When correlating usage against weather, the hidden pool pump load can adversely affect air conditioning sensitivity analysis by overestimating cooling usage. Hence any demand side management program would overstate the savings possible from switching AC off, or from changing the setpoint. Depending on the magnitude of the inaccuracy, summer demand side management and efficiency programs could be less effective and require greater intervention.

 

Failing to account for pool pumps also affects customer engagement. The increased load caused by a pool pump cycling during the day could lead to an assumption that the customer is home during the day. Utilities that target customers based on usage segmentation would send information that is not pertinent to that customer. Even more detrimental, inaccurate load analysis for a pool customer would make his or her home appear inefficient compared to similar homes within the region. This can lead to customers complaining about being “energy shamed” on their home energy report, a particular concern for many utilities.

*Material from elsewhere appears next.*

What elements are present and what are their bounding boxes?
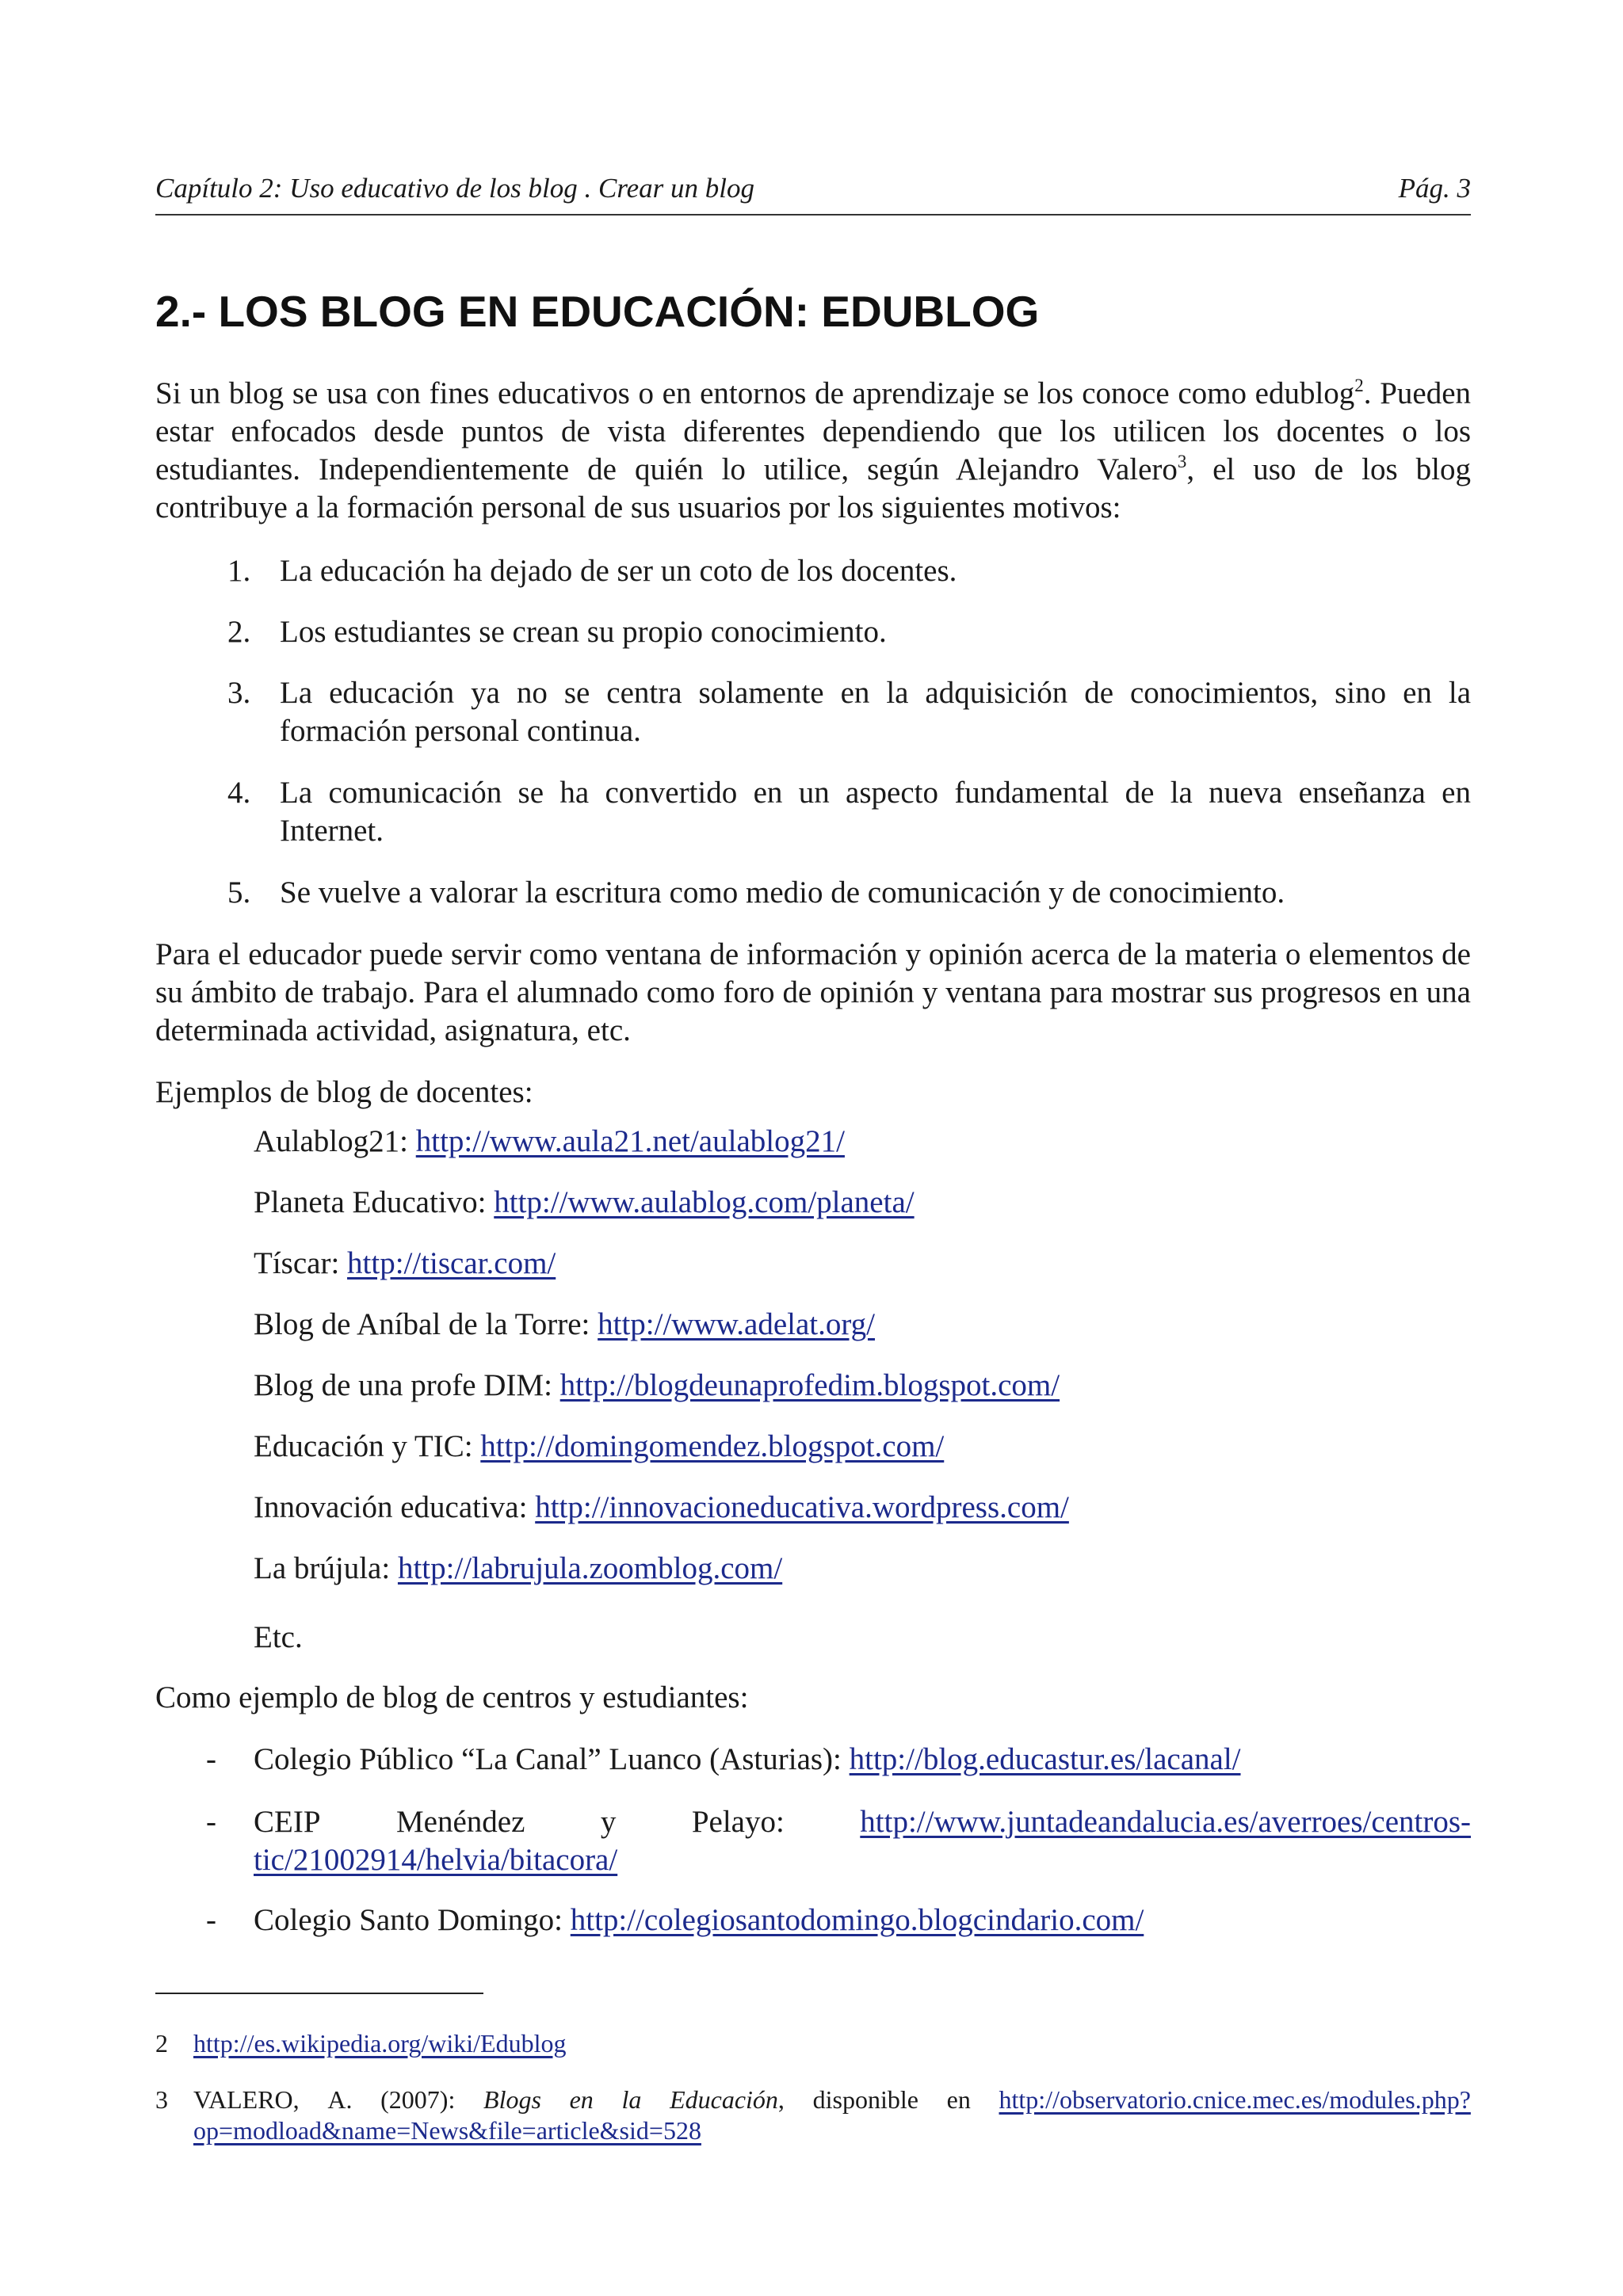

Isolating pool pump usage from air conditioning usage also helps to optimize summer demand response programs, as the incremental effect of each air conditioning unit can be more accurately predicted and balanced. The utility can explain to customers that syncing household usage with a timed pool pump schedule can be a big cost saver. In winter, the utility can encourage the customer to run the pool pump during the day, when peak energy loads are lower. In the summer, the pool pump could be run in the evening, avoiding daytime air conditioning peak loads. Residents can also be informed of the inefficiency of old pool pumps, and the savings they could realize by replacing them.

EV Chargers: Now You See Me, Now You Don’t

EV chargers contribute another energy load that often hides within plain sight. After installation of a charger, the customer’s overall usage may increase. Because most electric vehicles are plugged in at night, the utility may incorrectly correlate the increase in load to temperature and time, grouping the usage with either heating or lighting loads. By detecting and separating the EV load, the utility is able to proactively offer a cost effective rate structure or recommendations on managing charging times. This increases customer satisfaction, as the customer feels that the utility is a partner in his or her energy conservation journey.

Conclusion

As technology advances, the ways we use data to understand consumer behavior and make energy saving adjustments will continue to evolve. As an increasing number of utilities turn to data-based disaggregation, they are finding greater accuracy in their usage load models. This identification drives even greater energy efficient behavior, as the utility gains a more clear understanding of which loads are shiftable and reducible. In the long term, a more predictable and stable model of usage will allow the industry to develop more equitable rate structures that charge consumers based on actual energy costs and that truly reward energy conservation practices.

 

The more utilities engage with customers, helping them to understand their energy billing and control their costs, the greater overall customer satisfaction. If customers feel that utilities truly understand their energy usage and that the information the utility provides is correct for their situation, they are much more likely to approve of the utility. This is reinforced by the recent JD Powers 2017 Energy Utility Products and Services Study that found customer satisfaction is dramatically improved by actively engaging with customers across a number of channels. Developing these lines of communications will enhance customer service, billing and corporate citizenship.